Prozesskette beim Pulverspritzguss
Am Anfang steht ein Gemisch aus feinem Pulver und einem Binder, das als Feedstock verarbeitet wird. Dieses Material wird im Spritzgussverfahren in ein Formwerkzeug eingebracht und ergibt einen sogenannten Gruenling. Anschliessend wird der Binder in einem oder mehreren Schritten entfernt. Erst danach folgt das Sintern, bei dem das Bauteil verdichtet und seine endgueltigen Eigenschaften ausbildet.

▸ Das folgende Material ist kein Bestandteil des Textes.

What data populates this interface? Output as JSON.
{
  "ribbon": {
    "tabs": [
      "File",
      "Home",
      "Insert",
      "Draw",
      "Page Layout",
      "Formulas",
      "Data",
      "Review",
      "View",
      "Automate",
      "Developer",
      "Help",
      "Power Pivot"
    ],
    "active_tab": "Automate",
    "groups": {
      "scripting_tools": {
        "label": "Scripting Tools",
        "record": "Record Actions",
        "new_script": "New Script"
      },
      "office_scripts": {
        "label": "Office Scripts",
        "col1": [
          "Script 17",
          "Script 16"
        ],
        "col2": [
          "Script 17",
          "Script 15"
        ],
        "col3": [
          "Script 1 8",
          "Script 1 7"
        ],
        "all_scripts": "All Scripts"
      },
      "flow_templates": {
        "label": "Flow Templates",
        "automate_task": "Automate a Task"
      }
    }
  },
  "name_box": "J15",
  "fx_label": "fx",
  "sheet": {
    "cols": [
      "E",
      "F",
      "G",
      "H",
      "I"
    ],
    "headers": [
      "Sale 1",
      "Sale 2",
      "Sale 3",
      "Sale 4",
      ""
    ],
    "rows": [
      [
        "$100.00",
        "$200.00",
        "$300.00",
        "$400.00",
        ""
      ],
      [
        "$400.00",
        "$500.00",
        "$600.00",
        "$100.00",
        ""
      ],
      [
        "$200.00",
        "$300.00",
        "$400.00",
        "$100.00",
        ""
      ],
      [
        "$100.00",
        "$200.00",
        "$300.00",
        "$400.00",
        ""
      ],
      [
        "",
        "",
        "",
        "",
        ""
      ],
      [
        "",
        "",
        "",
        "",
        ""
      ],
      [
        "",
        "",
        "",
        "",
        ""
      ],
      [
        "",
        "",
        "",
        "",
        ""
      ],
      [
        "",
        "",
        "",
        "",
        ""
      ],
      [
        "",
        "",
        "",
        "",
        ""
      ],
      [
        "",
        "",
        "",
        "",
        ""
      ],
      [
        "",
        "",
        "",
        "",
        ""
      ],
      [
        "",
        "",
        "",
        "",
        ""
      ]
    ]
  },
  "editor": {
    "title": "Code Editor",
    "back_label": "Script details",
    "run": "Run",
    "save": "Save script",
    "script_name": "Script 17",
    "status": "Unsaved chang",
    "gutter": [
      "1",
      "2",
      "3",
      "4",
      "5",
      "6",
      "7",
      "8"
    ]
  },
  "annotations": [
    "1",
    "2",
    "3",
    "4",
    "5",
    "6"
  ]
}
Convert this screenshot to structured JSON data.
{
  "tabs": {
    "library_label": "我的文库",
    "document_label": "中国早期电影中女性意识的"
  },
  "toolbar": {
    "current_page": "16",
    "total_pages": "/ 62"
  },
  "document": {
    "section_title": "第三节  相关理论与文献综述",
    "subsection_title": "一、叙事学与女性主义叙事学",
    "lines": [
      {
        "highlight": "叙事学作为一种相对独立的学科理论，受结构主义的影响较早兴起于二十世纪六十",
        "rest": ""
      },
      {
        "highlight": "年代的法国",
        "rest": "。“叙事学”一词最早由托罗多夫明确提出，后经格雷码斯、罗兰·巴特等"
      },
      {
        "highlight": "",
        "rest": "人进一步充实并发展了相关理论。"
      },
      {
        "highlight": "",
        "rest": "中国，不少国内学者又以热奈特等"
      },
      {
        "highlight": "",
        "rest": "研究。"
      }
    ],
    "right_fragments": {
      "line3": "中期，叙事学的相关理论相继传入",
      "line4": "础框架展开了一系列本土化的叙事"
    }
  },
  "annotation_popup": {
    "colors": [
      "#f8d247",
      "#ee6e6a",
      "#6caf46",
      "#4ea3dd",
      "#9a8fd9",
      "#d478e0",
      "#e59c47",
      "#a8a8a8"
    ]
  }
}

Geeignete Bauteile und typische Einsatzgrenzen
Pulverspritzguss wird fuer Bauteile genutzt, die klein, geometrisch anspruchsvoll und in Serie gefertigt werden sollen. Typisch sind feine Strukturen, Hinterschneidungen, duenne Wandungen oder Formelemente, die mit zerspanender Bearbeitung nur mit hohem Aufwand herstellbar waeren. Weniger passend ist das Verfahren fuer sehr grosse Teile, stark wechselnde Geometrien oder Einzelstuecke, weil der Werkzeugaufwand und die prozessbedingte Schrumpfung beruecksichtigt werden muessen.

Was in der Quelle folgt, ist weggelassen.